Instructional Text Across Disciplines: A Survey of Representations, Downstream Tasks, and Open Challenges Toward Capable AI Agents
Recent advances in large language models have demonstrated promising capabilities in following simple instructions through instruction tuning. However, real-world tasks often involve complex, multi-step instructions that remain challenging for current NLP systems. Robust understanding of such instructions is essential for deploying LLMs as general-purpose agents that can be programmed in natural language to perform complex, real-world tasks across domains like robotics, business automation, and interactive systems. Despite growing interest in this area, there is a lack of a comprehensive survey that systematically analyzes the landscape of complex instruction understanding and processing. Through a systematic review of the literature, we analyze available resources, representation schemes, and downstream tasks related to instructional text. Our study examines 181 papers, identifying trends, challenges, and opportunities in this emerging field. We provide AI/NLP researchers with essential background knowledge and a unified view of various approaches to complex instruction understanding, bridging gaps between different research directions and highlighting future research opportunities.
💡 Research Summary
The paper presents a comprehensive survey of research on complex, multi‑step instructional text and its role in building capable AI agents. While large language models (LLMs) have shown impressive abilities to follow simple, single‑step instructions through instruction tuning, they still struggle with real‑world tasks that involve temporal, conditional, and hierarchical dependencies. To understand the current landscape, the authors performed a systematic PRISMA‑guided review of literature from 2010 to 2026 across major databases (DBLP, IEEE Xplore, Google Scholar, Semantic Scholar). After de‑duplication, screening, and eligibility checks, they identified 181 relevant papers.
The survey is organized around three research questions. RQ1 investigates how instructional text is represented across disciplines. The authors categorize representations into four families: (1) unstructured raw text, (2) event‑centric schemas that capture events, triggers, arguments, and temporal relations, (3) entity‑centric formats that track objects and their state changes, and (4) symbolic structures such as graphs, workflows, and business process models. For each family they list publicly available corpora (e.g., wikiHow, DeScript, ALFRED, CALVIN) and highlight the typical preprocessing or annotation pipelines.
RQ2 maps the downstream tasks that consume these representations. Tasks are split into grounded and ungrounded categories. Grounded tasks involve interaction with an external environment—dialogue agents (ABCD, TEACh), web agents (WebArena, Mind2Web), navigation agents (ALFRED, VirtualHome), GUI agents (Mobile‑Env), robotic agents (CALVIN, Tellex), and game agents (SmartPlay, Minecraft). These tasks require multimodal perception, tool use (e.g., Python interpreters), and planning over long horizons. Ungrounded tasks operate purely on text and include summarization, event alignment, implicit instruction detection/correction, entity tracking, parsing of process structures, question answering, reading comprehension, and knowledge acquisition. The authors provide a detailed table of datasets, evaluation metrics, and dominant modeling approaches (Seq2Seq, Transformers, Graph Neural Networks, reinforcement learning with human feedback).

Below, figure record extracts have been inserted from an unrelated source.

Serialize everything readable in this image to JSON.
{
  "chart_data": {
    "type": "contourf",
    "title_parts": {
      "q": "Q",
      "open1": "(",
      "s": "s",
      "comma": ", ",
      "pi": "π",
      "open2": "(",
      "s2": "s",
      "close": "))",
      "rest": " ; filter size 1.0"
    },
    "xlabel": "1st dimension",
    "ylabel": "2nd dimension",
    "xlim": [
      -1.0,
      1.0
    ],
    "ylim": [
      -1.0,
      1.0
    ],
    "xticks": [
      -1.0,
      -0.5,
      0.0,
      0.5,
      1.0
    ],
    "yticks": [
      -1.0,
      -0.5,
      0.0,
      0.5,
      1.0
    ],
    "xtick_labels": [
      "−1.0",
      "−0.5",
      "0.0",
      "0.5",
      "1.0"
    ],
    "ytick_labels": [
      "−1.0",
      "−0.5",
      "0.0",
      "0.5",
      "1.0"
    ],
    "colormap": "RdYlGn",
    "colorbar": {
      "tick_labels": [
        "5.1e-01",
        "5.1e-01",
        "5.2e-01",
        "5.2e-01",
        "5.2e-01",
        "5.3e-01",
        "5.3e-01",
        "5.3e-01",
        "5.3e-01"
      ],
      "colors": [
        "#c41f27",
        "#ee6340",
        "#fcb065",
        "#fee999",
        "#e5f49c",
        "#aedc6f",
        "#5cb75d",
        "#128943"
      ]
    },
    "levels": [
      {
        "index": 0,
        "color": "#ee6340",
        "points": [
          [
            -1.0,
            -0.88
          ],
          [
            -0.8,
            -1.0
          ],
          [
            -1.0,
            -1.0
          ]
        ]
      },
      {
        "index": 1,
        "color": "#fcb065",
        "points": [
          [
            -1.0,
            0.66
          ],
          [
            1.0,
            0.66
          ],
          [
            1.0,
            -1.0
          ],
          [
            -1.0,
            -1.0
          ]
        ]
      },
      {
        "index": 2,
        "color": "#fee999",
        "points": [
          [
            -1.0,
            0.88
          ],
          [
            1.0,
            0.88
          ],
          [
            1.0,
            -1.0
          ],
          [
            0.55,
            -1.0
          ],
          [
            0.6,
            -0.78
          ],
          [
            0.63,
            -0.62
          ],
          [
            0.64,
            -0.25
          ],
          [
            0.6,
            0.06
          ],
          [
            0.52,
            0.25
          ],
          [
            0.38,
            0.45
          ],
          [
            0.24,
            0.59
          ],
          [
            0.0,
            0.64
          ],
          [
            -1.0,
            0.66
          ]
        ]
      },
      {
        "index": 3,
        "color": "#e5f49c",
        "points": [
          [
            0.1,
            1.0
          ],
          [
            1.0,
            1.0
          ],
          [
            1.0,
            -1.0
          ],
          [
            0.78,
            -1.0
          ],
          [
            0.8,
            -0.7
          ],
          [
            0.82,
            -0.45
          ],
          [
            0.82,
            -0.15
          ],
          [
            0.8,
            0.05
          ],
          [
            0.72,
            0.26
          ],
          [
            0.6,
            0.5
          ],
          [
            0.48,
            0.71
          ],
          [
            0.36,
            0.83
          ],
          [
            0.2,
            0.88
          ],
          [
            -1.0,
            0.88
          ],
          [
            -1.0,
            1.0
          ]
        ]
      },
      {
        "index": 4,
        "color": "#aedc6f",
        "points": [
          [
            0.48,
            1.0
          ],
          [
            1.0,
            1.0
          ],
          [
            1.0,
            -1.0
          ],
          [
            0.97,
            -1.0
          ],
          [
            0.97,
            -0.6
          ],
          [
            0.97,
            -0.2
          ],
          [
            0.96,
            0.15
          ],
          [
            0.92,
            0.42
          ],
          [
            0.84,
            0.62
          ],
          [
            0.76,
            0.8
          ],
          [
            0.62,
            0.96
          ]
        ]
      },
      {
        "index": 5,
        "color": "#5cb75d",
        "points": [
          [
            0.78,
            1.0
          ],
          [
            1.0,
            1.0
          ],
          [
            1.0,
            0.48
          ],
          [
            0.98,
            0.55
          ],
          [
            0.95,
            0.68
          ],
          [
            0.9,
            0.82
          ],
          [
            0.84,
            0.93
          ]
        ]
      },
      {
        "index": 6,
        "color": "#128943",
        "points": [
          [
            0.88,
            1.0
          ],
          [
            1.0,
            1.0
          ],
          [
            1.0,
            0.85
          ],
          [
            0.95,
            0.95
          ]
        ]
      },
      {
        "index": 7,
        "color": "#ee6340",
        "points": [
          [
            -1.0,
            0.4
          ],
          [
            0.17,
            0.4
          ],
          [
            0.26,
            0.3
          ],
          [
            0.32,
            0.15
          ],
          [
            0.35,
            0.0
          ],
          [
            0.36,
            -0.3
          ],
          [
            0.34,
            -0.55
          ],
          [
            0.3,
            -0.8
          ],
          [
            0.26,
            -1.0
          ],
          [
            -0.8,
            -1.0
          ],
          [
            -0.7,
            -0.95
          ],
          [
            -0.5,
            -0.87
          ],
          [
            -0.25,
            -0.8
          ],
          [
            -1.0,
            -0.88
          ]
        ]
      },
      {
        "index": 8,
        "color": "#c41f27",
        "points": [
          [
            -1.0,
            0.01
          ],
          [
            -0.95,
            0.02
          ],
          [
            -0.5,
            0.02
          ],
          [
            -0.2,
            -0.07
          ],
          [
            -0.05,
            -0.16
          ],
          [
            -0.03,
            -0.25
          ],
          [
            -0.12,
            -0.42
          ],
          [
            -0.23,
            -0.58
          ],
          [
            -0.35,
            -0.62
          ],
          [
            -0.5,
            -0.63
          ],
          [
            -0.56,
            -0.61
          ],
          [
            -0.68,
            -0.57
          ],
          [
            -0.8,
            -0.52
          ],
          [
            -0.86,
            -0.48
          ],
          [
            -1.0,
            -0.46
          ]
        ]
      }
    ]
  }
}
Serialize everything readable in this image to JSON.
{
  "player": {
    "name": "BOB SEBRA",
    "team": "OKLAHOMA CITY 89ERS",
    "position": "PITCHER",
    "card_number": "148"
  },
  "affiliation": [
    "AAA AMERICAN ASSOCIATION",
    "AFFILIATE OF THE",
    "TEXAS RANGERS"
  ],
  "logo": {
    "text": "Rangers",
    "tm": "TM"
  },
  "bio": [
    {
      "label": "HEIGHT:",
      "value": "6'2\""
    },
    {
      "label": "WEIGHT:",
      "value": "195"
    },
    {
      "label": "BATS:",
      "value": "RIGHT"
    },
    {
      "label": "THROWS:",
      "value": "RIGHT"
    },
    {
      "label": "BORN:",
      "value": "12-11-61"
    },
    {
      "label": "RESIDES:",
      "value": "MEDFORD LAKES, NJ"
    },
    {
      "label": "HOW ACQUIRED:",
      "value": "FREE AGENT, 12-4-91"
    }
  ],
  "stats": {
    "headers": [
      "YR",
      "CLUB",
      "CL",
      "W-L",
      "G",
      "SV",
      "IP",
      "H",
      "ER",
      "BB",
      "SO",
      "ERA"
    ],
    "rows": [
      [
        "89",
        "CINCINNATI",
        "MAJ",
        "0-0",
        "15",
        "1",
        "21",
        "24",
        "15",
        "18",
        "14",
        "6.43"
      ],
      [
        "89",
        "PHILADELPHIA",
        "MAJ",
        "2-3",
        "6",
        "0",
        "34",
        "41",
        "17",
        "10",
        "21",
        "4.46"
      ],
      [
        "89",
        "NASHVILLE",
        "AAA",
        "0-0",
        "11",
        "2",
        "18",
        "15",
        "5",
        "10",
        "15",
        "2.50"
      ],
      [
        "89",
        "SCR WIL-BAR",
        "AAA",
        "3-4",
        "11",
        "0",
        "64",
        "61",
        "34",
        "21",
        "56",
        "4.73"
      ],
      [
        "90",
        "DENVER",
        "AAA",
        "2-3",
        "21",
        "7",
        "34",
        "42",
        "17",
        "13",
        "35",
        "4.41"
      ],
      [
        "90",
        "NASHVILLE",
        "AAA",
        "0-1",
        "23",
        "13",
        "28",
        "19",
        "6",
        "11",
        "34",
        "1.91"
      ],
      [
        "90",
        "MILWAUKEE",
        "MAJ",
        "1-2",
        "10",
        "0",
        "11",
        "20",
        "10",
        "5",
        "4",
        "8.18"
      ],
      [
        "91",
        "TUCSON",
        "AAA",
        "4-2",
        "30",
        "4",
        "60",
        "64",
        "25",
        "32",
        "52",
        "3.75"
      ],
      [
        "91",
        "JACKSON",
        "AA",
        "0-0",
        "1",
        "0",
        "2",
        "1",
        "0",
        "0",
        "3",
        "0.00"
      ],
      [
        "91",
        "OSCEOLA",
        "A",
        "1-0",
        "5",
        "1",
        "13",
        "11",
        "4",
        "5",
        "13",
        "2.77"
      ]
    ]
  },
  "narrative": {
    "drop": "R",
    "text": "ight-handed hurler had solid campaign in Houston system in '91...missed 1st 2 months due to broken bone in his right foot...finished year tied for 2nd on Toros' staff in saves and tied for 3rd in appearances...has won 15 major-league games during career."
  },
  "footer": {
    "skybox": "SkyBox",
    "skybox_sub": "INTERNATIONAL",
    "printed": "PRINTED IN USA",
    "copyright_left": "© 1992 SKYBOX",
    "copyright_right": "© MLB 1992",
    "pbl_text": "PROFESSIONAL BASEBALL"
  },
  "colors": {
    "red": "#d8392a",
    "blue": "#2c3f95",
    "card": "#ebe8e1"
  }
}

RQ3 identifies recurring challenges that persist despite methodological advances. First, ambiguity and coreference within instructions lead to misinterpretation. Second, modeling long‑range dependencies and conditional branches remains brittle, causing steep performance drops on multi‑step reasoning. Third, the heterogeneity of representation schemes hampers cross‑domain transfer and limits the reuse of resources. Fourth, existing benchmarks often simplify the environment or restrict the instruction length, failing to reflect real‑world complexity. To address these gaps, the authors propose (i) expanding multimodal, multi‑step datasets that capture realistic procedural scenarios, (ii) developing graph‑based models that explicitly encode event‑entity relations and enable compositional reasoning, (iii) integrating chain‑of‑thought prompting with reinforcement learning from human feedback to improve step‑wise planning, and (iv) establishing standardized, environment‑agnostic evaluation protocols that measure both correctness and efficiency of instruction execution.
The paper also situates its contribution relative to adjacent surveys on event extraction, semantic parsing, grounding, and program synthesis, emphasizing that none of these works provide a unified view of procedural text across NLP, robotics, business intelligence, and computer vision. By offering a taxonomy of data representations, a taxonomy of tasks, and a roadmap of open challenges, the survey serves as a reference point for researchers aiming to build AI agents that can be programmed via natural language to perform complex, real‑world tasks. The authors conclude that a concerted effort to harmonize datasets, representations, and evaluation will be essential for the next generation of instruction‑following agents.